[FFmpeg-devel] AAC ALS (lossless) and SLS (scalable lossless)
Thu Mar 19 20:02:11 CET 2009
On Wed, Mar 18, 2009 at 9:49 AM, Alex Converse <alex.converse at gmail.com> wrote:
> On Tue, Mar 17, 2009 at 10:09 PM, Jethro Walters
> <turkeyman121 at yahoo.co.uk> wrote:
>> Hey guys.
>> Was doing a little research on both AAC ALS and SLS. ALS is the official lossless format for AAC, and a completely separate codec to AAC. SLS is the extension to AAC that adds a lossless reproduction layer on top of the lossy AAC file, sort-of like WavPack's Hybrid lossy/lossless mode.

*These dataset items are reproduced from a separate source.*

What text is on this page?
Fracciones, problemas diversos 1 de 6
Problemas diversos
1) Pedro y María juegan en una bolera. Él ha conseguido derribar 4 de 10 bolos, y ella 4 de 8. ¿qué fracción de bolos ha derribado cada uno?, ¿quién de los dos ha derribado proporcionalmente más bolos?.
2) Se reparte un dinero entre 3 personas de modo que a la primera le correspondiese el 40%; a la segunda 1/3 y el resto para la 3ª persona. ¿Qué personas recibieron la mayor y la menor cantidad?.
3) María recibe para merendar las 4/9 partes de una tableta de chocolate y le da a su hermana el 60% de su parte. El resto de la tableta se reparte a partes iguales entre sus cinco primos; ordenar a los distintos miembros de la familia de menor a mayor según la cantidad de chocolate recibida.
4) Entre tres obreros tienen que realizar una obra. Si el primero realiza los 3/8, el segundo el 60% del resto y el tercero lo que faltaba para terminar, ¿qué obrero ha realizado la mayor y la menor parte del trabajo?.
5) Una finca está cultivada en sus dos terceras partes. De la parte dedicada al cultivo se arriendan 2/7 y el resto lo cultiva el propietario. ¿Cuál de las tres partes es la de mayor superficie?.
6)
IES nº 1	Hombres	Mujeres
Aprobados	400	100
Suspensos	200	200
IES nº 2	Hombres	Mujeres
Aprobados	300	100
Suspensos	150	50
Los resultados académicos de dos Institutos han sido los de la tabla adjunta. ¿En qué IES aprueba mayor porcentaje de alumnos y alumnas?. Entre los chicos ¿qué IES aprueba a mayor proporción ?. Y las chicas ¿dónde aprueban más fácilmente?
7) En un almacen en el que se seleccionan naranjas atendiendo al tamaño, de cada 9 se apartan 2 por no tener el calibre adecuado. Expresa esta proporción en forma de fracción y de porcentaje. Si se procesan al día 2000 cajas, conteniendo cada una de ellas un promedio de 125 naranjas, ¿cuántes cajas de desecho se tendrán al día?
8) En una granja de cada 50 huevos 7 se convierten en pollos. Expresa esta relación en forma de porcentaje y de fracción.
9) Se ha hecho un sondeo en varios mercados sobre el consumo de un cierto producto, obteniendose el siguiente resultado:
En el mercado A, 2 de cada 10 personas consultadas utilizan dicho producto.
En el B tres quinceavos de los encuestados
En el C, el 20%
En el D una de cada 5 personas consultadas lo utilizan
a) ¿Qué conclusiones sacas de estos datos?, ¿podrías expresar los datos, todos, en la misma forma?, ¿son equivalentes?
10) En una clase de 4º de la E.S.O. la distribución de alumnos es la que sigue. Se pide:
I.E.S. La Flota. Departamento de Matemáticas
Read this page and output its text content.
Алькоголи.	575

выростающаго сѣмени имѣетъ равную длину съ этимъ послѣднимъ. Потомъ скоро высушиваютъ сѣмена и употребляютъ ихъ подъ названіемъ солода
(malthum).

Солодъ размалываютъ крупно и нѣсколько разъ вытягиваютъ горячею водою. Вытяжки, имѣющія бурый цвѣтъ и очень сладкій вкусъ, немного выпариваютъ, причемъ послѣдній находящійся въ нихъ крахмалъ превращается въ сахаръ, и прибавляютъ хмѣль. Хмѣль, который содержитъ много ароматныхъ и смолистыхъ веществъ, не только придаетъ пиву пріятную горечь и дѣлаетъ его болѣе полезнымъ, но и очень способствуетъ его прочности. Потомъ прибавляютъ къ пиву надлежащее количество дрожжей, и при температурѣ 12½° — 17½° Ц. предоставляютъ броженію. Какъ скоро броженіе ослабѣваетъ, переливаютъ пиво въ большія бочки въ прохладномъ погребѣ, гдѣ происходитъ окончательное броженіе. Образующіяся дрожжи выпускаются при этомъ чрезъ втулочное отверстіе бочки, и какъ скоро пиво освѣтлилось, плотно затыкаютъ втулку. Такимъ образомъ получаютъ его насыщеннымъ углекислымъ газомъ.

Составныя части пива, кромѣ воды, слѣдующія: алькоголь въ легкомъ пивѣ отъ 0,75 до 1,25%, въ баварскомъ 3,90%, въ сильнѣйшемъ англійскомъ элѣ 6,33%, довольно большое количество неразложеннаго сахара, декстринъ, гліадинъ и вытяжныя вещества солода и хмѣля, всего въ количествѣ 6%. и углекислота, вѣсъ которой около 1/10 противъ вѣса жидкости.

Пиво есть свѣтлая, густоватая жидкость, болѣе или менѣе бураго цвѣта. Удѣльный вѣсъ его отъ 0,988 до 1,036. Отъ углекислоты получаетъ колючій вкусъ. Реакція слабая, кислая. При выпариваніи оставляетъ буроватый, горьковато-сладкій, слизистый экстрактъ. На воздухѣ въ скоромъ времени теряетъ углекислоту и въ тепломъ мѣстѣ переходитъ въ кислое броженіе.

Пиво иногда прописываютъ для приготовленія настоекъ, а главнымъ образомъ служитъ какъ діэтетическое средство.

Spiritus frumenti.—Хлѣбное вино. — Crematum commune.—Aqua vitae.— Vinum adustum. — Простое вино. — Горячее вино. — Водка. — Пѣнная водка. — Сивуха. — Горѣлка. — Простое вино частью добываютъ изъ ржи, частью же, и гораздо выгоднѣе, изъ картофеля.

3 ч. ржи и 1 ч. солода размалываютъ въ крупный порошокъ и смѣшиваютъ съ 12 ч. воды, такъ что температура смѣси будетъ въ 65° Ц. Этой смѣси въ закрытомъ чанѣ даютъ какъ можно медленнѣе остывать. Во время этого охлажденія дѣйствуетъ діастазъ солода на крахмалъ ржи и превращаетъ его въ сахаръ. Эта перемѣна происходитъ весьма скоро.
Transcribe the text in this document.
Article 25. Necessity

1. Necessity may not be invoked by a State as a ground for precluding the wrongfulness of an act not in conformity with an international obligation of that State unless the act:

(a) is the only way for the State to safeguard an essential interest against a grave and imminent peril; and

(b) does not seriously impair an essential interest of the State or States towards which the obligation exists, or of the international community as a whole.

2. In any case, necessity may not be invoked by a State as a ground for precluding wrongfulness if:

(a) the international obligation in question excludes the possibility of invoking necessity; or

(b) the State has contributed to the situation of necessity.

>> Is there any plan to implement these formats in ffmpeg / libavcodec? I feel that having one or both in ffmpeg would give them more chance of moving more into the mainstream, but there seems to be little information around about both formats. Anybody know anything further? Before you ask, no I'm not volunteering to code these, as my coding skills are in dire need of improvement.
>> Jethro Walters
> At this point ALS has picked up very little steam in the wild and
> probably won't be seen in FFmpeg anytime soon. A subset of SLS is
> currently getting a push under the name HD-AAC. I imagine if it takes
> off FFmpeg will get support for it. Right now we can play the LC core
> of SLS files.
To expand on my previous answer a little bit since you were talking
about helping to popularize the formats...
ALS doesn't do anything particularly interesting in my opinion. It's
seems to be a result of NIH syndrome. There is nothing it does that
couldn't be solved by a FLAC mapping for MP4 (well except for the fact
that FLAC probably doesn't use nearly as many patents owned by the
interests that run MPEG). There seems to be no good reason to push to
popularize ALS. Though if someone really takes interest in it, there
is no format too obscure for FFmpeg.
SLS is a much more interesting format because of it's hybrid WavPack
like nature. Now I'm sure you are thinking ALS is like FLAC, SLS is
like WavPack what's makes SLS interesting? SLS is interesting because
it's lossy layer is already widely proliferated in the wild and there
are high quality tools for it. A file that can be quickly stripped to
AAC is far more useful on a number of players and devices than a .WV
WavPack lossy file.
That is why recently I've started work on an HD-AAC (subset of SLS) decoder.